Comprehensive analysis of microbial content in whole-genome sequencing samples from The Cancer Genome Atlas project

Yuchen Ge,Jennifer Lu,Daniela Puiu,Mahler Revsine,Steven L. Salzberg
DOI: https://doi.org/10.1101/2024.05.24.595788
2024-08-19
Abstract:In recent years, a growing number of publications have reported the presence of microbial species in human tumors and of mixtures of microbes that appear to be highly specific to different cancer types. Our recent re-analysis of data from three cancer types revealed that technical errors have caused erroneous reports of numerous microbial species found in sequencing data from The Cancer Genome Atlas (TCGA) project. Here we have expanded our analysis to cover all 5,734 whole-genome sequencing (WGS) data sets currently available from TCGA, covering 25 distinct types of cancer. We analyzed the microbial content using updated computational methods and databases, and compared our results to those from two major recent studies that focused on bacteria, viruses, and fungi in cancer. Our results expand upon and reinforce our recent findings, which showed that the presence of microbes is far smaller than had been previously reported, and that many species identified in TCGA data are either not present at all, or are known contaminants rather than microbes residing within tumors. As part of this expanded analysis, and to help others avoid being misled by flawed data, we have released a dataset that contains detailed read counts for bacteria, viruses, archaea, and fungi detected in all 5,734 TCGA samples, which can serve as a public reference for future investigations.
Cancer Biology
What problem does this paper attempt to address?
The problem this paper attempts to address is the analysis of microbial content in Whole-Genome Sequencing (WGS) data from The Cancer Genome Atlas (TCGA) project and the evaluation of whether these microbes are associated with different types of cancer.
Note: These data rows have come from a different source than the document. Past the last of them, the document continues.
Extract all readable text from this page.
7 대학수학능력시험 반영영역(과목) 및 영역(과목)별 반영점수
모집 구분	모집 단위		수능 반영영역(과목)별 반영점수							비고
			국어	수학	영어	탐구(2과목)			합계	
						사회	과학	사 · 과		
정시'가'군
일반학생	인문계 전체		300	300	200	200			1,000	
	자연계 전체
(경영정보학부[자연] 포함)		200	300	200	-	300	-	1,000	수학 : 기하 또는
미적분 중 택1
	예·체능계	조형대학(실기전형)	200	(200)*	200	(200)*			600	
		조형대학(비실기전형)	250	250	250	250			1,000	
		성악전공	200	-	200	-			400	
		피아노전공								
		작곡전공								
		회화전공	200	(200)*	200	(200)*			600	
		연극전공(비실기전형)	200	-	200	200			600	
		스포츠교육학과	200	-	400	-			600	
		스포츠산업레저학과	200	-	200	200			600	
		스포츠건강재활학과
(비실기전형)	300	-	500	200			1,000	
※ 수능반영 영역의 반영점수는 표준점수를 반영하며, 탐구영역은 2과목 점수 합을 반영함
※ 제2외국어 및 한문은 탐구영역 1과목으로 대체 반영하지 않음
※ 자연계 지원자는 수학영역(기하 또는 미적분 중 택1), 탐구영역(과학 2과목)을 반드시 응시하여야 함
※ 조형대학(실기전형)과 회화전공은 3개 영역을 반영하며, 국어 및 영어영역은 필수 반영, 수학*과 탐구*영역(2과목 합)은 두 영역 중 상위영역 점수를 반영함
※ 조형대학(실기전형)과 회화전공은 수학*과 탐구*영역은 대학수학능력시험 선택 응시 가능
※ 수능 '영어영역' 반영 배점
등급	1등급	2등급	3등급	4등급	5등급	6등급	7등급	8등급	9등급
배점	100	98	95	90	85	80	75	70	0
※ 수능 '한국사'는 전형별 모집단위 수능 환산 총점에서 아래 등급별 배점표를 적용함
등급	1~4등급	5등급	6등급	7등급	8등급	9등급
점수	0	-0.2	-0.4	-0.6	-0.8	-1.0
Specifically, the researchers conducted a comprehensive analysis of 5,734 WGS samples to verify the previously reported presence of microbes in tumor samples and to uncover potential technical errors or contamination issues. Additionally, by releasing a detailed dataset of sequencing read counts, the study aims to help future research avoid being misled by flawed data. The results indicate that many previously reported microbes may actually be contaminants rather than truly present in the tumors.